2. Will Gustav Nyquist progress or regress? -- With 28 goals on 153 shots, Nyquist had the highest shooting percentage (18.3 percent) of the 169 players with 150 or more shots on goal last season. Only 12 of those 169 players shot as high as 15 percent. Only four scored more goals than Nyquist.
Statistically speaking, the odds are against Nyquist producing at the same rate with the same elevated shooting percentage this season. Nyquist is expected to be a 30-goal scorer, but only 31.2 percent of the 30-goal scorers since the 2008-09 season (45 of 144) have shot as high as 15 percent; only eight have shot as high as 18 percent.

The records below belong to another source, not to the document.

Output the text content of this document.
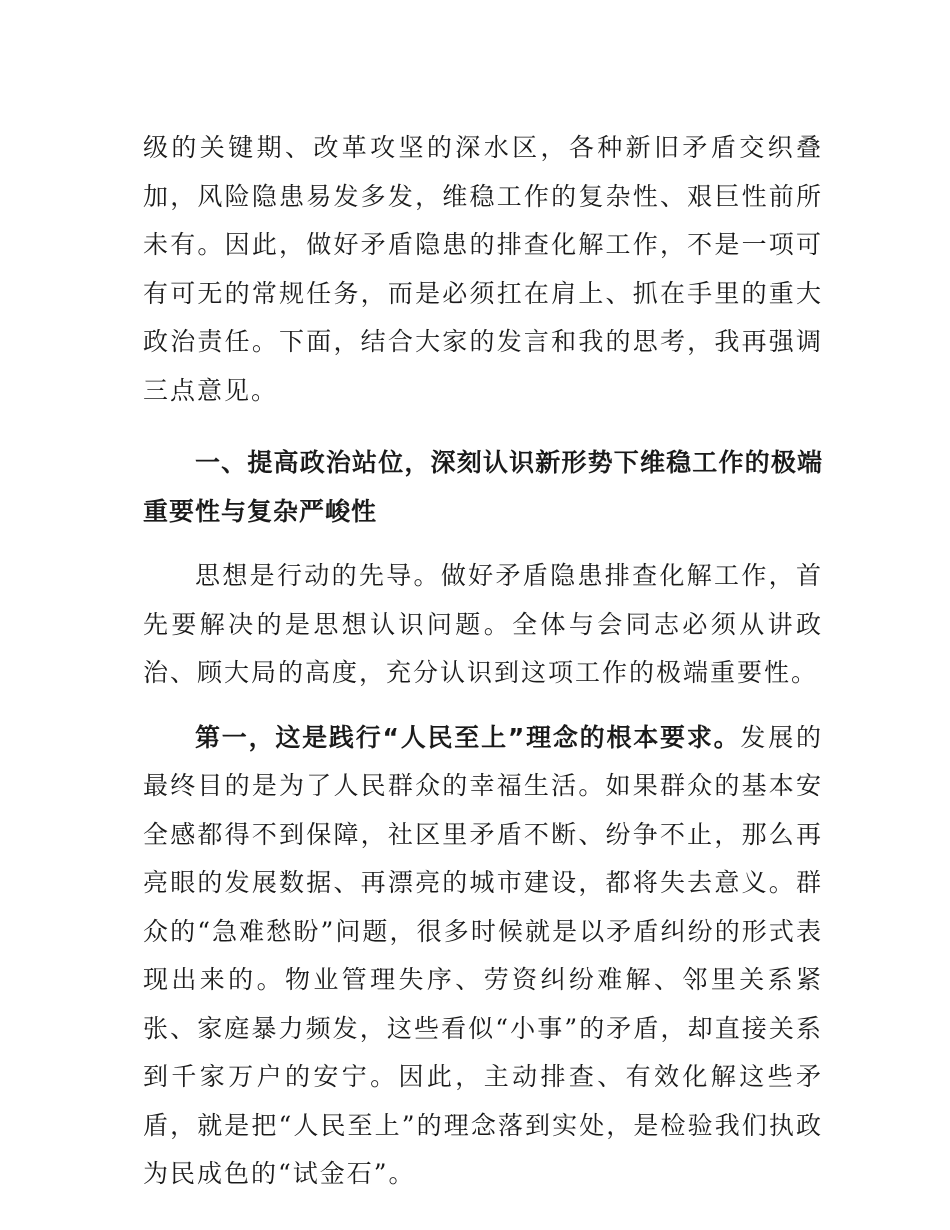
级的关键期、改革攻坚的深水区，各种新旧矛盾交织叠加，风险隐患易发多发，维稳工作的复杂性、艰巨性前所未有。因此，做好矛盾隐患的排查化解工作，不是一项可有可无的常规任务，而是必须扛在肩上、抓在手里的重大政治责任。下面，结合大家的发言和我的思考，我再强调三点意见。

一、提高政治站位，深刻认识新形势下维稳工作的极端重要性与复杂严峻性

思想是行动的先导。做好矛盾隐患排查化解工作，首先要解决的是思想认识问题。全体与会同志必须从讲政治、顾大局的高度，充分认识到这项工作的极端重要性。

第一，这是践行“人民至上”理念的根本要求。发展的最终目的是为了人民群众的幸福生活。如果群众的基本安全感都得不到保障，社区里矛盾不断、纷争不止，那么再亮眼的发展数据、再漂亮的城市建设，都将失去意义。群众的“急难愁盼”问题，很多时候就是以矛盾纠纷的形式表现出来的。物业管理失序、劳资纠纷难解、邻里关系紧张、家庭暴力频发，这些看似“小事”的矛盾，却直接关系到千家万户的安宁。因此，主动排查、有效化解这些矛盾，就是把“人民至上”的理念落到实处，是检验我们执政为民成色的“试金石”。
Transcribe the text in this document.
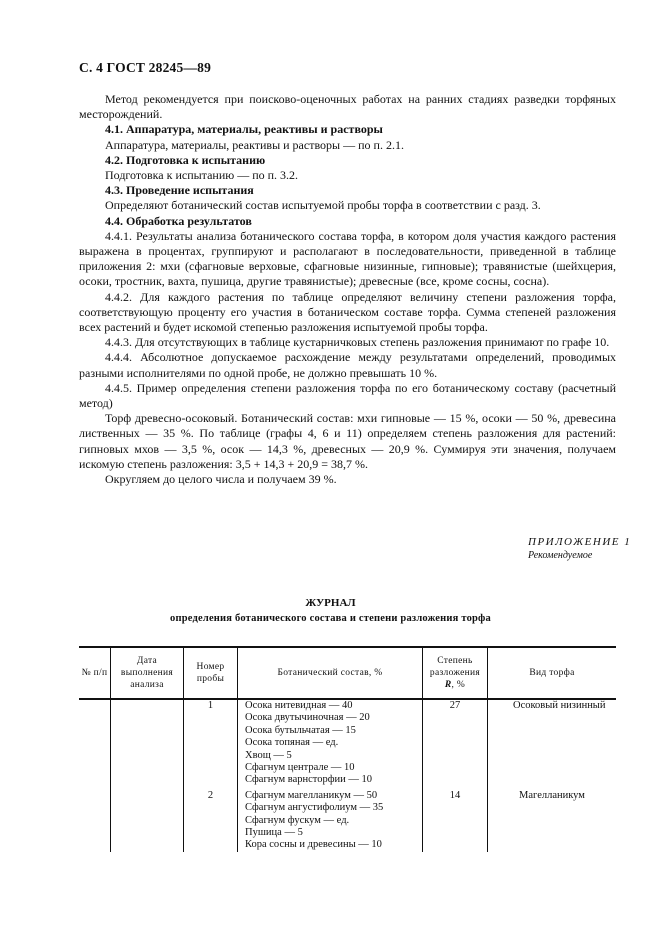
С. 4 ГОСТ 28245—89

Метод рекомендуется при поисково-оценочных работах на ранних стадиях разведки торфяных месторождений.

4.1. Аппаратура, материалы, реактивы и растворы

Аппаратура, материалы, реактивы и растворы — по п. 2.1.

4.2. Подготовка к испытанию

Подготовка к испытанию — по п. 3.2.

4.3. Проведение испытания

Определяют ботанический состав испытуемой пробы торфа в соответствии с разд. 3.

4.4. Обработка результатов

4.4.1. Результаты анализа ботанического состава торфа, в котором доля участия каждого растения выражена в процентах, группируют и располагают в последовательности, приведенной в таблице приложения 2: мхи (сфагновые верховые, сфагновые низинные, гипновые); травянистые (шейхцерия, осоки, тростник, вахта, пушица, другие травянистые); древесные (все, кроме сосны, сосна).

4.4.2. Для каждого растения по таблице определяют величину степени разложения торфа, соответствующую проценту его участия в ботаническом составе торфа. Сумма степеней разложения всех растений и будет искомой степенью разложения испытуемой пробы торфа.

4.4.3. Для отсутствующих в таблице кустарничковых степень разложения принимают по графе 10.

4.4.4. Абсолютное допускаемое расхождение между результатами определений, проводимых разными исполнителями по одной пробе, не должно превышать 10 %.

4.4.5. Пример определения степени разложения торфа по его ботаническому составу (расчетный метод)

Торф древесно-осоковый. Ботанический состав: мхи гипновые — 15 %, осоки — 50 %, древесина лиственных — 35 %. По таблице (графы 4, 6 и 11) определяем степень разложения для растений: гипновых мхов — 3,5 %, осок — 14,3 %, древесных — 20,9 %. Суммируя эти значения, получаем искомую степень разложения: 3,5 + 14,3 + 20,9 = 38,7 %.

Округляем до целого числа и получаем 39 %.

ПРИЛОЖЕНИЕ 1
Рекомендуемое
ЖУРНАЛ
определения ботанического состава и степени разложения торфа
№ п/п	Дата выполнения анализа	Номер пробы	Ботанический состав, %	Степень разложения
R, %	Вид торфа
		1	Осока нитевидная — 40
Осока двутычиночная — 20
Осока бутыльчатая — 15
Осока топяная — ед.
Хвощ — 5
Сфагнум централе — 10
Сфагнум варнсторфии — 10
	27	Осоковый низинный
		2	Сфагнум магелланикум — 50
Сфагнум ангустифолиум — 35
Сфагнум фускум — ед.
Пушица — 5
Кора сосны и древесины — 10	14	Магелланикум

Even with a statistical regression Nyquist should be able to build on his 28 goals from 2013-14 if he plays a full season and continues to produce on the power play (he had six power-play goals last season). The difference is Nyquist will have to do it with a target on his back, because the rest of the NHL knows all about him now.
3. Will Stephen Weiss be a difference-maker? -- Babcock's plan is to put Weiss on a scoring line in training camp and let him go. The thought in Detroit is if he's healthy, which he wasn't last season, he should be the second-line center, play on the power play and produce at least 50 points.
Weiss was bothered by leg and groin pain at the start of last season. He played in 26 of the first 32 games, had four points and had to shut it down. He had sports hernia surgery Dec. 23 that effectively ended his season. He had another surgery April 21 to clean up scar tissue.
4. Is Alfredsson going to play? -- If Alfredsson, 41, plays this season it will be in Detroit, but the Red Wings might not know about his availability until shortly before training camp. Alfredsson, who led Detroit's forwards with 49 points last season, is trying to work through a back problem.
If he's prepared to return the Red Wings will sign him to a one-year contract, likely bonus-laden; he'll likely retire if his back doesn't respond properly. For now he remains an unrestricted free agent.
5. Will the blue line hold up? -- The Red Wings wanted to beef up on the blue line this offseason, preferably with a right-handed shooting, top-four defenseman. They reportedly targeted Matt Niskanen and Dan Boyle but struck out on both fronts.
Instead Detroit has seven left-handed shooting defensemen, of which only one, Niklas Kronwall, is a proven top-two player. The lack of a right-handed shot is a legitimate question mark that general manager Ken Holland no doubt still is trying to address.